As California Yankee observed, the real "shock to the system" will be to those for whom consumption, acquisition of another material object and the act of shopping formed their identity, their pastime and their quest for status/self-worth. Dematerialization will change the national focus in a number of ways. I was discussing status and retail with my old friend G.F.B. recently, and he commented that people will still want visible status symbols; but they will no longer be handbags plastered with a "luxury" brand name. That is out, declasse, gauche, embarrassing.

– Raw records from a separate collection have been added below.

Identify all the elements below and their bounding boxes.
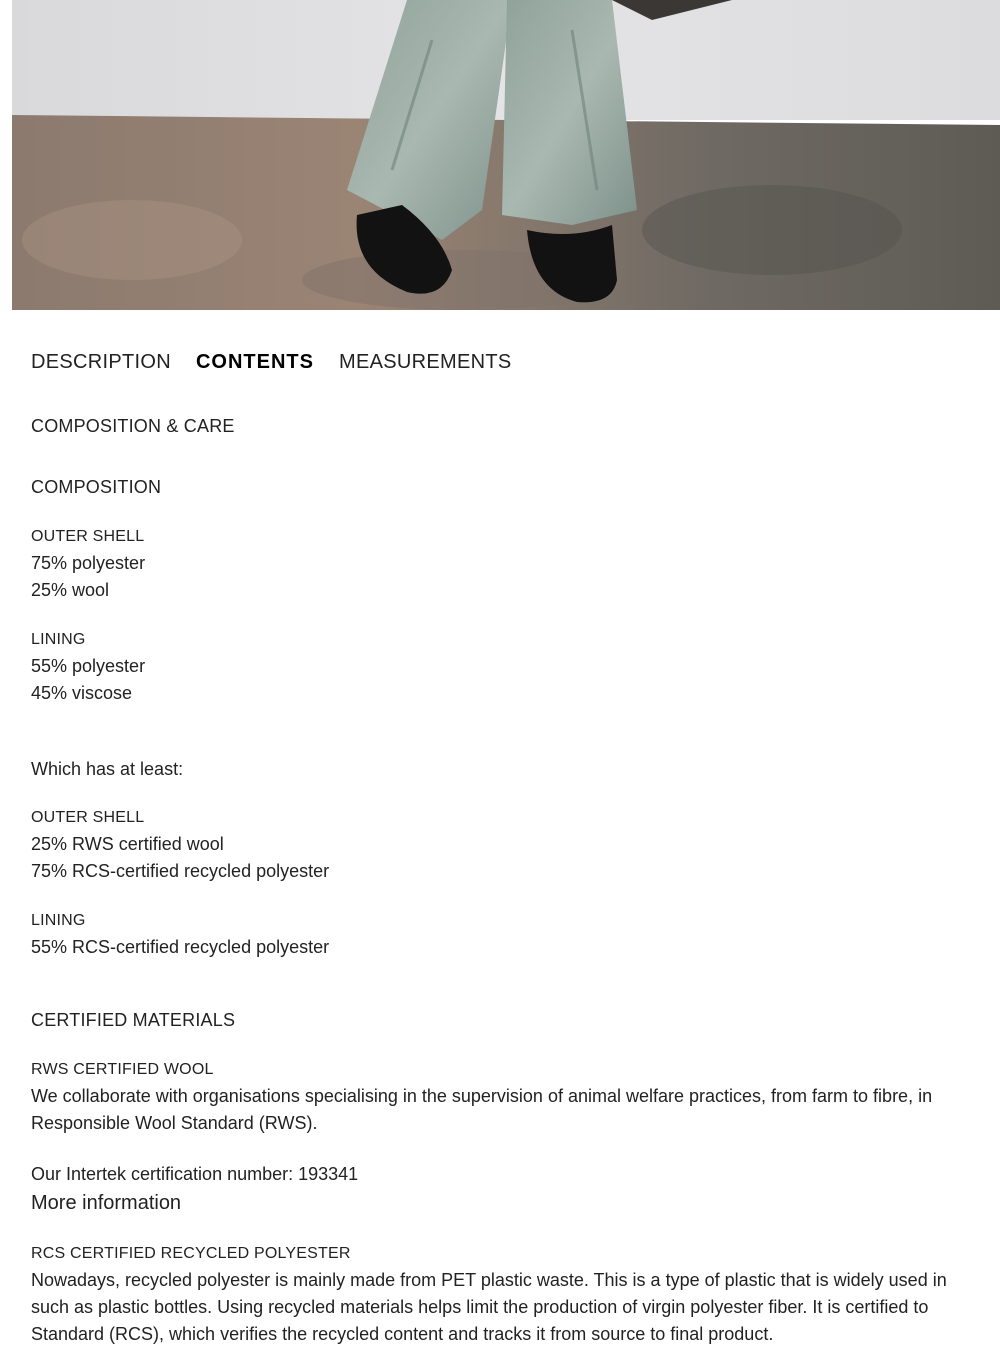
at-least-lining-label: LINING	[31, 912, 86, 929]
at-least-intro: Which has at least:	[31, 759, 184, 779]
outer-shell-line: 25% wool	[31, 580, 110, 600]
product-photo	[12, 0, 1000, 310]
more-information-link[interactable]: More information	[31, 1192, 182, 1214]
lining-label: LINING	[31, 631, 86, 648]
at-least-outer-shell-label: OUTER SHELL	[31, 809, 145, 826]
at-least-outer-shell-line: 25% RWS certified wool	[31, 834, 224, 854]
rcs-text: such as plastic bottles. Using recycled materials helps limit the production of virgin polyester fiber. It is certified to	[31, 1297, 929, 1317]
rcs-text: Nowadays, recycled polyester is mainly made from PET plastic waste. This is a type of plastic that is widely used in	[31, 1270, 947, 1290]
section-title: COMPOSITION & CARE	[31, 416, 235, 436]
at-least-lining-line: 55% RCS-certified recycled polyester	[31, 937, 330, 957]
product-photo-image	[12, 0, 1000, 310]
tab-measurements[interactable]: MEASUREMENTS	[338, 351, 512, 373]
composition-title: COMPOSITION	[31, 477, 162, 497]
product-info-tabs	[31, 351, 512, 374]
outer-shell-label: OUTER SHELL	[31, 528, 145, 545]
certified-materials-title: CERTIFIED MATERIALS	[31, 1010, 236, 1030]
tab-description[interactable]: DESCRIPTION	[31, 351, 171, 373]
rws-text: Responsible Wool Standard (RWS).	[31, 1113, 318, 1133]
at-least-outer-shell-line: 75% RCS-certified recycled polyester	[31, 861, 330, 881]
rws-label: RWS CERTIFIED WOOL	[31, 1061, 214, 1078]
tab-contents[interactable]: CONTENTS	[195, 351, 314, 373]
rcs-label: RCS CERTIFIED RECYCLED POLYESTER	[31, 1245, 351, 1262]
rws-cert-number: Our Intertek certification number: 193341	[31, 1164, 359, 1184]
rws-text: We collaborate with organisations specialising in the supervision of animal welfare practices, from farm to fibre, in	[31, 1086, 933, 1106]
lining-line: 45% viscose	[31, 683, 133, 703]
outer-shell-line: 75% polyester	[31, 553, 146, 573]
lining-line: 55% polyester	[31, 656, 146, 676]
rcs-text: Standard (RCS), which verifies the recycled content and tracks it from source to final product.	[31, 1324, 774, 1344]
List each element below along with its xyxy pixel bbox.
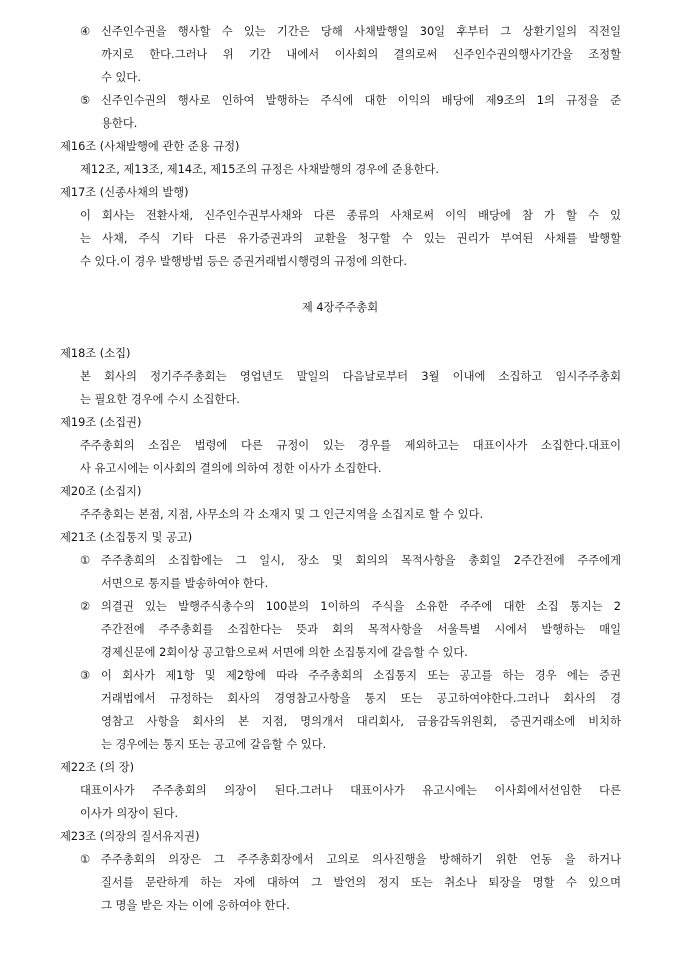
paragraph-line: 서면으로 통지를 발송하여야 한다.: [101, 577, 269, 590]
paragraph-marker-3: ③: [80, 669, 91, 682]
article-body-line: 수 있다.이 경우 발행방법 등은 증권거래법시행령의 규정에 의한다.: [80, 255, 407, 268]
paragraph-marker-2: ②: [80, 600, 91, 613]
paragraph-line: 주간전에 주주총회를 소집한다는 뜻과 회의 목적사항을 서울특별 시에서 발행하는 매일: [101, 623, 621, 636]
article-title: 제23조 (의장의 질서유지권): [60, 830, 200, 843]
paragraph-line: 신주인수권을 행사할 수 있는 기간은 당해 사채발행일 30일 후부터 그 상환기일의 직전일: [101, 25, 621, 38]
paragraph-line: 수 있다.: [101, 71, 141, 84]
article-title: 제21조 (소집통지 및 공고): [60, 531, 193, 544]
paragraph-marker-1: ①: [80, 554, 91, 567]
article-body-line: 는 필요한 경우에 수시 소집한다.: [80, 393, 240, 406]
article-title: 제18조 (소집): [60, 347, 131, 360]
paragraph-line: 질서를 문란하게 하는 자에 대하여 그 발언의 정지 또는 취소나 퇴장을 명할 수 있으며: [101, 876, 621, 889]
paragraph-marker-4: ④: [80, 25, 91, 38]
article-body-line: 는 사채, 주식 기타 다른 유가증권과의 교환을 청구할 수 있는 권리가 부여된 사채를 발행할: [80, 232, 621, 245]
article-body-line: 이 회사는 전환사채, 신주인수권부사채와 다른 종류의 사채로써 이익 배당에 참 가 할 수 있: [80, 209, 621, 222]
paragraph-marker-1: ①: [80, 853, 91, 866]
paragraph-line: 영참고 사항을 회사의 본 지점, 명의개서 대리회사, 금융감독위원회, 증권거래소에 비치하: [101, 715, 621, 728]
paragraph-line: 이 회사가 제1항 및 제2항에 따라 주주총회의 소집통지 또는 공고를 하는 경우 에는 증권: [101, 669, 621, 682]
article-body-line: 대표이사가 주주총회의 의장이 된다.그러나 대표이사가 유고시에는 이사회에서선임한 다른: [80, 784, 621, 797]
article-body-line: 이사가 의장이 된다.: [80, 807, 179, 820]
paragraph-line: 거래법에서 규정하는 회사의 경영참고사항을 통지 또는 공고하여야한다.그러나 회사의 경: [101, 692, 621, 705]
paragraph-line: 용한다.: [101, 117, 138, 130]
paragraph-line: 주주총희의 소집함에는 그 일시, 장소 및 회의의 목적사항을 총회일 2주간전에 주주에게: [101, 554, 621, 567]
article-body-line: 주주총회는 본점, 지점, 사무소의 각 소재지 및 그 인근지역을 소집지로 할 수 있다.: [80, 508, 484, 521]
chapter-heading: 제 4장주주총회: [301, 301, 379, 314]
paragraph-marker-5: ⑤: [80, 94, 91, 107]
article-body-line: 본 회사의 정기주주총회는 영업년도 말일의 다음날로부터 3월 이내에 소집하고 임시주주총회: [80, 370, 621, 383]
article-body-line: 사 유고시에는 이사회의 결의에 의하여 정한 이사가 소집한다.: [80, 462, 382, 475]
article-title: 제17조 (신종사채의 발행): [60, 186, 189, 199]
article-title: 제19조 (소집권): [60, 416, 142, 429]
paragraph-line: 주주총회의 의장은 그 주주총회장에서 고의로 의사진행을 방해하기 위한 언동 을 하거나: [101, 853, 621, 866]
paragraph-line: 의결권 있는 발행주식총수의 100분의 1이하의 주식을 소유한 주주에 대한 소집 통지는 2: [101, 600, 621, 613]
paragraph-line: 경제신문에 2회이상 공고함으로써 서면에 의한 소집통지에 갈음할 수 있다.: [101, 646, 468, 659]
paragraph-line: 까지로 한다.그러나 위 기간 내에서 이사회의 결의로써 신주인수권의행사기간을 조정할: [101, 48, 621, 61]
article-title: 제16조 (사채발행에 관한 준용 규정): [60, 140, 240, 153]
article-title: 제22조 (의 장): [60, 761, 135, 774]
paragraph-line: 는 경우에는 통지 또는 공고에 갈음할 수 있다.: [101, 738, 327, 751]
paragraph-line: 그 명을 받은 자는 이에 응하여야 한다.: [101, 899, 290, 912]
article-body-line: 주주총회의 소집은 법령에 다른 규정이 있는 경우를 제외하고는 대표이사가 소집한다.대표이: [80, 439, 621, 452]
article-title: 제20조 (소집지): [60, 485, 142, 498]
article-body-line: 제12조, 제13조, 제14조, 제15조의 규정은 사채발행의 경우에 준용한다.: [80, 163, 439, 176]
paragraph-line: 신주인수권의 행사로 인하여 발행하는 주식에 대한 이익의 배당에 제9조의 1의 규정을 준: [101, 94, 621, 107]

What will be "in" and chic will not be gaudy designer-label goods but hand-adorned generic clothing and the like. Luxury cars will become declasse, and superficial conspicuous consumption will be reviled by the very consumers who followed that false god right over the cliff.
Dematerialization is what happens when the velocity of money falls to near-zero. When people have to save up to buy an item cash, they will buy far fewer goods than when they could pile up tens of thousands of dollars in credit card debt. When people don't buy a new car and house every three years, they will generate zero transaction/loan fees--the very churn which fueled the false prosperity of the last decade.
The invisible ray of credit contraction and decelerating money is dematerializing the nation.
We can mourn what has been lost or celebrate the passing of a scourge.